Time to amend CARICOM treaty
Following on the heels of a drastic increase in duties on certain products from more developed countries (MDC) within CARICOM going into St Lucia, Minister of International Business, Industry and Commerce Donville Inniss is calling for a revamp of the Treaty of Chaguaramas.
The outspoken government minister told journalists that Article 164 within the document that was first signed in 1973 was not applicable to the present and it was perhaps time for it to be “revisited”.
Inniss made the comments following the launch of Superior Solar Power Solutions today.
Effective Tuesday, April 1, 2014, St Lucia implemented a duty of 70 per cent on products coming out of CARICOM countries considered more developed based on Article 164 of the Treaty Of Chaguaramas, which differentiates between less developed countries (LDCs) and MDCs within CARICOM.
However, this latest move is not sitting well with Inniss, who expressed concerns that there was now an unlevel playing field within CARICOM.
“I don’t think that what existed in 1973 is entirely applicable to 2014 and therefore my approach on this matter is to notify, through our Ministry of Foreign Trade, to St Lucia and to CARICOM generally speaking, the need for us to revisit that article as discussed before, and to have it altered.

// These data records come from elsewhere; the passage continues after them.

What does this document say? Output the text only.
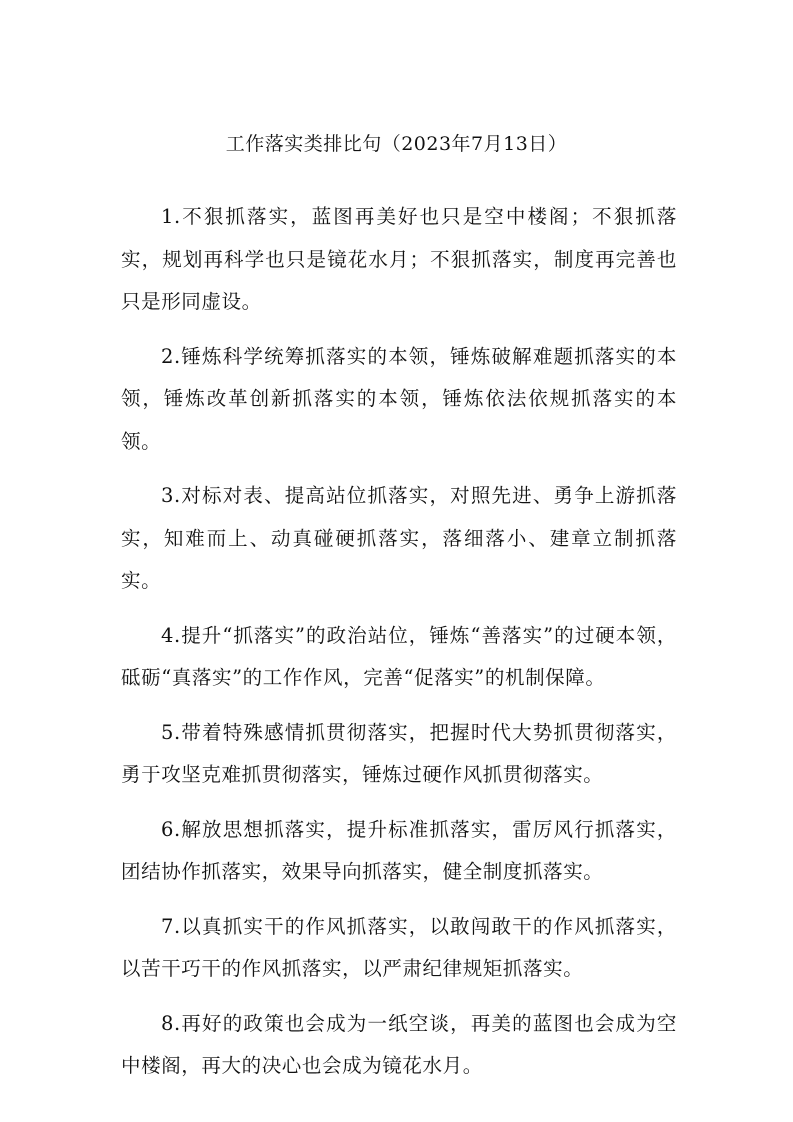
工作落实类排比句（2023年7月13日）

1.不狠抓落实，蓝图再美好也只是空中楼阁；不狠抓落实，规划再科学也只是镜花水月；不狠抓落实，制度再完善也只是形同虚设。

2.锤炼科学统筹抓落实的本领，锤炼破解难题抓落实的本领，锤炼改革创新抓落实的本领，锤炼依法依规抓落实的本领。

3.对标对表、提高站位抓落实，对照先进、勇争上游抓落实，知难而上、动真碰硬抓落实，落细落小、建章立制抓落实。

4.提升“抓落实”的政治站位，锤炼“善落实”的过硬本领，砥砺“真落实”的工作作风，完善“促落实”的机制保障。

5.带着特殊感情抓贯彻落实，把握时代大势抓贯彻落实，勇于攻坚克难抓贯彻落实，锤炼过硬作风抓贯彻落实。

6.解放思想抓落实，提升标准抓落实，雷厉风行抓落实，团结协作抓落实，效果导向抓落实，健全制度抓落实。

7.以真抓实干的作风抓落实，以敢闯敢干的作风抓落实，以苦干巧干的作风抓落实，以严肃纪律规矩抓落实。

8.再好的政策也会成为一纸空谈，再美的蓝图也会成为空中楼阁，再大的决心也会成为镜花水月。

I think the playing field need to be a bit more level than it is currently,” added Inniss.
“All I am saying is that there is a bigger issue here now that needs to be revisited, which is quite frankly there are no longer lesser developed countries and more developed countries. We are all either to be considered less developed countries or all to be considered more developed countries,” explained Inniss.
He said also of concern was the fact that some products coming into Barbados that had no duties attached were coming from international companies that only had a presence in some islands.
“Some of these companies that sell items into Barbados from the less developed countries are large multinational corporations that just happen to have a unit in the less developed country . . . . But our Banks beer product runs the risk of attracting a higher rate of duty up to 70 per cent because they happen to be in Barbados. To me that is not a tidy arrangement,” charged Inniss.
Some of the products going into St Lucia from MDCs that will attract a duty of up to 70 per cent inlcude solar water heating systems, aerated beverages and brewed beverages.